Phoenix Radio 96.7 FM
- Halifax; England;
- Broadcast area: Calderdale
- Frequency: 96.7 MHz
- RDS: PHOENIX

Programming
- Format: Community-based

Ownership
- Owner: Phoenix Radio Limited

History
- First air date: 10 December 2007

Technical information
- Transmitter coordinates: 53°43′39″N 1°51′49″W﻿ / ﻿53.7276°N 1.8635°W

Links
- Website: www.phoenixfm.co.uk

= Phoenix Radio =

Phoenix Radio 96.7 FM is a local radio station based in Halifax, in West Yorkshire, England. It broadcasts on FM and DAB+ frequencies, 24 hours a day to the Metropolitan Borough of Calderdale, and the surrounding areas and around the world online. It is owned and run by Phoenix Radio Ltd, which has also previously held six restricted service licences (RSLs) in the past. It was awarded its full-time licence by OFCOM, thus becoming, on 10 December 2007, Calderdale's first and only local radio station.

==History==
Since its conception in 1998, Phoenix Radio 96.7 FM has had six broadcasts over the years on restricted service licences. Over that period of time of RSLs it had been broadcasting on two differing frequencies 106.2 FM and 107.2 FM.
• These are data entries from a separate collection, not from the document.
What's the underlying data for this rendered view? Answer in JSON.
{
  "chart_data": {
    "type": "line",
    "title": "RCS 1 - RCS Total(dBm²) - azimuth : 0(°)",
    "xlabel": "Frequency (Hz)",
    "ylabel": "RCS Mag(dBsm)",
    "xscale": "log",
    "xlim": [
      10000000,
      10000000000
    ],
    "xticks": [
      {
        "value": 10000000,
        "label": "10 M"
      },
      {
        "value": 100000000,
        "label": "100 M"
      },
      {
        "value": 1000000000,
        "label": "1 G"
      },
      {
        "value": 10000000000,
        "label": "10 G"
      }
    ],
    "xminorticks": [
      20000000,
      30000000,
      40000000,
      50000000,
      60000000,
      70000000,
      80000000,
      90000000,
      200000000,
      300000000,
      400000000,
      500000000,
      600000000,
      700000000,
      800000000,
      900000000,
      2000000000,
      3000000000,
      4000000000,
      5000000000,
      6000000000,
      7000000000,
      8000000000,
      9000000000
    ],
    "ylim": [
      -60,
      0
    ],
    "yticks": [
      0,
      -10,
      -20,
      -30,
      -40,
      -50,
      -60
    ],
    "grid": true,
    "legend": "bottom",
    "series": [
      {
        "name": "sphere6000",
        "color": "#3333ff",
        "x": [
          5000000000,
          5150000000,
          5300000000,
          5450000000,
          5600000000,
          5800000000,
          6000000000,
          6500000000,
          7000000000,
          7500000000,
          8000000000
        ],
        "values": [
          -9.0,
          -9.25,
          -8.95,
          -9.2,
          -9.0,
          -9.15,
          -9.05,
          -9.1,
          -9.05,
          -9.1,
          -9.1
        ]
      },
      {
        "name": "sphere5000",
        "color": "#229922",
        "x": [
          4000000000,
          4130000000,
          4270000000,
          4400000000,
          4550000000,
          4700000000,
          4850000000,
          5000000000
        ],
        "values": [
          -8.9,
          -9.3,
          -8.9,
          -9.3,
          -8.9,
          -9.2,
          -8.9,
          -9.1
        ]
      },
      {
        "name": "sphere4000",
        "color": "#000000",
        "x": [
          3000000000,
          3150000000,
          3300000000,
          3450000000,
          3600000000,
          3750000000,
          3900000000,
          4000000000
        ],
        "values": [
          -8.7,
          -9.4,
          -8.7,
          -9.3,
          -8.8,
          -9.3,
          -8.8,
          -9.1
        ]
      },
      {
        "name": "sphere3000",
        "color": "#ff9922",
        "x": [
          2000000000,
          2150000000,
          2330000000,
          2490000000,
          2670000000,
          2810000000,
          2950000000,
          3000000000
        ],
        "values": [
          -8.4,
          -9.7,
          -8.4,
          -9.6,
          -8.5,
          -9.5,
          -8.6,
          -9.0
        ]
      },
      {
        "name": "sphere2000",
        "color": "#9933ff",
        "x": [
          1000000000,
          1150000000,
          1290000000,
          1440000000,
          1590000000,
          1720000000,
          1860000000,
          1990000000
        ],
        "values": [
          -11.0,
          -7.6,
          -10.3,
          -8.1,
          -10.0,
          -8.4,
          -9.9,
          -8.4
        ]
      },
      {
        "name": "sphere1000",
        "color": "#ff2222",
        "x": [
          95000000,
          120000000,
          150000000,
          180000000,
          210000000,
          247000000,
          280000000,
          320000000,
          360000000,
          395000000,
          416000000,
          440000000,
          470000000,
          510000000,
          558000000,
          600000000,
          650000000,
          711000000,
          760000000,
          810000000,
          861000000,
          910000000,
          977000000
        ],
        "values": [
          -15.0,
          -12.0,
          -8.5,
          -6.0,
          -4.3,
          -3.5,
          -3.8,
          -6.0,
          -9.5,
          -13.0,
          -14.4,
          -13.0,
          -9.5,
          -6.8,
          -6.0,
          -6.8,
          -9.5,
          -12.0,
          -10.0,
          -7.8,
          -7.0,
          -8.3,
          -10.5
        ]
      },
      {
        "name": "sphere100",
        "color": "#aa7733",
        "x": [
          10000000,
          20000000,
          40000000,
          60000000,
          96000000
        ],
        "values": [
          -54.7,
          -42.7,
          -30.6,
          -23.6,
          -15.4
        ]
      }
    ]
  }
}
In 2005, Phoenix Radio Limited was awarded a full-time license to broadcast on the 96.7 FM frequency, as a local radio station with a format that is community-based. Phoenix Radio is a member of the Community Radio Association whose code of practice is to take positive action to ensure that the needs of the listening audience is met through selective programme scheduling and by listening and acting on what the audience tells the station what they want from the local medium .

The station was launched at 7am on Monday 10 December 2007 and was officially opened by the Mayor of Calderdale.
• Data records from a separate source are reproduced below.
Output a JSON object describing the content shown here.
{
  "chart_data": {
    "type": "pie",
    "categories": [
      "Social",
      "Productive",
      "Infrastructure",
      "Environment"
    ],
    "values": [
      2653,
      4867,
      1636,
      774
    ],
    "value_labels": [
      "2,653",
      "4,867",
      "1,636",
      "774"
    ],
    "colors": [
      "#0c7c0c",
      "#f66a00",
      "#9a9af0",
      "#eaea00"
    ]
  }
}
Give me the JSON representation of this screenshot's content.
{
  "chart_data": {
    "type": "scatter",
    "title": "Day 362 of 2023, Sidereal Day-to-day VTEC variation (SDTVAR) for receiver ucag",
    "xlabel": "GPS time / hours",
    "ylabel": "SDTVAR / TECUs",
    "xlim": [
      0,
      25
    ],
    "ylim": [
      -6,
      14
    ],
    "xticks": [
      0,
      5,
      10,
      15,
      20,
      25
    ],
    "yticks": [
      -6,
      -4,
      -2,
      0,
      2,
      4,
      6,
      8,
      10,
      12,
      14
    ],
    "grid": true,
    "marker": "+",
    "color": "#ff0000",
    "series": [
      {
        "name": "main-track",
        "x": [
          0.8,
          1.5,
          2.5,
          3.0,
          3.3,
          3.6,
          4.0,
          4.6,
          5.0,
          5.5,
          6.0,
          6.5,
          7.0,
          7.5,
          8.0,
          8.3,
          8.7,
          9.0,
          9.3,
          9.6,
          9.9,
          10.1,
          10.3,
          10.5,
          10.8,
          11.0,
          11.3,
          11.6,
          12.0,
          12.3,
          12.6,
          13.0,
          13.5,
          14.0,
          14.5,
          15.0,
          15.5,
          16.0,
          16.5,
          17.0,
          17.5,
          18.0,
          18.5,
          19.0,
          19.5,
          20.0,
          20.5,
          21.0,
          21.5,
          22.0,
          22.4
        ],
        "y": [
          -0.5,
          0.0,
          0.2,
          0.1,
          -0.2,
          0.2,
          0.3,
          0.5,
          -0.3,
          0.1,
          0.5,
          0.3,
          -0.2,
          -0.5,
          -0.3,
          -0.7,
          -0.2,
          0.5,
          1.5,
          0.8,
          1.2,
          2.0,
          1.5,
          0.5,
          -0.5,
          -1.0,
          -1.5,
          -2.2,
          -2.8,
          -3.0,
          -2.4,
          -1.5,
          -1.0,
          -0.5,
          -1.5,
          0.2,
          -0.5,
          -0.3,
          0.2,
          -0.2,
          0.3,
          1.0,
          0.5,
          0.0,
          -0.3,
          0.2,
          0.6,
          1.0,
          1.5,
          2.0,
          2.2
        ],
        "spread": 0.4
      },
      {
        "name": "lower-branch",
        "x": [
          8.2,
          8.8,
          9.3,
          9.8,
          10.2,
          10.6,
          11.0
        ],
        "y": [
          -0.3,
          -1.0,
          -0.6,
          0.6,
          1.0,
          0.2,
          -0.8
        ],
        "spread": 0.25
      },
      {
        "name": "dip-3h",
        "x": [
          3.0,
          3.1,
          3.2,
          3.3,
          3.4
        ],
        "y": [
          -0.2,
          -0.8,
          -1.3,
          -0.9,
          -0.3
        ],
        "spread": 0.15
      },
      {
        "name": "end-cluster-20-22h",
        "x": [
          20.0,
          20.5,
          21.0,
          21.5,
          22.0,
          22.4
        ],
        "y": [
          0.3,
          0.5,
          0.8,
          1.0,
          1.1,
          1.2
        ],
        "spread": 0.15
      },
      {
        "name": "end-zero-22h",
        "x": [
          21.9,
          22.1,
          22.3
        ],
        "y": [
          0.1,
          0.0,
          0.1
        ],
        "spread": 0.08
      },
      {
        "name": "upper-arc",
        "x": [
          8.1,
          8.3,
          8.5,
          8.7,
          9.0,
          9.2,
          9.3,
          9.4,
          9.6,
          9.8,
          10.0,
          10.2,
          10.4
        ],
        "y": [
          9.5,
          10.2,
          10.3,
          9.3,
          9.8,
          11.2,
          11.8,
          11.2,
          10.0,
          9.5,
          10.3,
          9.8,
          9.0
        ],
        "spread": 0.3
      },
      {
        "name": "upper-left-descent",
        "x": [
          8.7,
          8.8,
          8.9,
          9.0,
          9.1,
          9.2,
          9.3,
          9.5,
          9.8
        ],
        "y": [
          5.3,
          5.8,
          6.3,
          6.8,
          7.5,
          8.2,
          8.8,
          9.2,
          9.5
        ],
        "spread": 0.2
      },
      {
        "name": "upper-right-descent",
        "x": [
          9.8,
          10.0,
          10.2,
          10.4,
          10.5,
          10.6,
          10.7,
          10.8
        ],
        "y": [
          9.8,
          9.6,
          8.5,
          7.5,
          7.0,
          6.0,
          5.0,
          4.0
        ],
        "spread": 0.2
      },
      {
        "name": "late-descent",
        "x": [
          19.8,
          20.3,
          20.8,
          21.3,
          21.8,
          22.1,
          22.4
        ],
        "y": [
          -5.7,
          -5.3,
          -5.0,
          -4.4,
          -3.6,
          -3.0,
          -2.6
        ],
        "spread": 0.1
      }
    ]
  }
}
In order to gain funding, initially phoenix radio gained funding from the Princes Trust, and other charities whilst providing an educational setting teaching radio production, interviewing and production techniques. These students worked towards Youth Achievement awards.

==Technical and broadcast==
The studios are based in the Dean Clough complex in Halifax, Calderdale. The transmitter that Phoenix Radio 96.7 FM uses is on the roof of Calderdale College in Halifax, which has been used since September 2025.

The station broadcasts to Calderdale and the FM signal can be reached in the surrounding areas of Halifax, south Bradford, north Kirklees and south-western Leeds.
They also stream the broadcasts via its website.

The station also broadcasts RDS text. The RDS name is PHOENIX.

In March 2026, the station started to broadcast on DAB+ via the small-scale Halifax DAB multiplex, which it shares with Sunrise Radio. This also transmits from the roof of Calderdale College.

==Programming==
Programming on the station includes a wide variety of music genres from the 1950s to current chart and new music from local, national and international artists, studio-based chat involving the local community, interviews with local people, local organisations to politicians and well-known personalities, as well as highlighting issues which affect the local community such as housing, education, sport, disabilities and local recruitment.

Throughout the night Sunday/Monday to Friday/Saturday, hits from across the decades are played. However, on Saturday nights through to Sunday morning, specialist dance music programs are broadcast under Phoenix FM's dance music brand 'Phoenix FM Dance'. Presenters are Claire Hunter, Graeme Park, Rob Bray. Aaron Midgley and Mr Lieb also complete the line up. Previous presenters being local DJs and producer Marc Smith.

'Phoenix FM Dance' replaced the Specialist Dance show which was broadcast between 8pm until 10pm Saturday nights by Local Dj Marc Smith. In which local DJs were given the chance to play a DJ set on his show. This became tremendously popular, and soon led to local retailers offering products to give out free on air during their show. All Marc's shows were broadcast live, which led to some listeners trying to get Marc to give them fake shout outs (mentions on air) for novelty purposes, which gave the show more character and a touch of humour.

==Training==
With support from the European Social Fund and the Learning and Skills Council, Phoenix Radio Ltd were able to set up a radio-based training scheme for young people aged 16–25, the Phoenix Radio Empower Project, offering the Youth Achievement Award. This was originally taught by local and national music producers Alan Hinton and Marc Smith.

Through this training Phoenix went from being an unknown quantity to gaining much support and interest both locally and nationally. Phoenix Radio then became recognised as the first in the country to develop CD-ROM based portfolios for the Youth Achievement Award.

The Phoenix Radio Empower Project was the result of a long-term plan to support the community of Calderdale, in particular the younger people, when the station was off-air (outside RSLs). The Phoenix Radio Empower Project was designed to bring together inclusion and empower young people. Phoenix Radio Limited is now contracted with Entry 2 Employment (e2e) to continue this programme.

Phoenix Radio also provides training for people in community groups who are not familiar with technical skills on radio equipment as well as developing their IT skills. The station aims to build bridges and bridge gaps throughout Calderdale.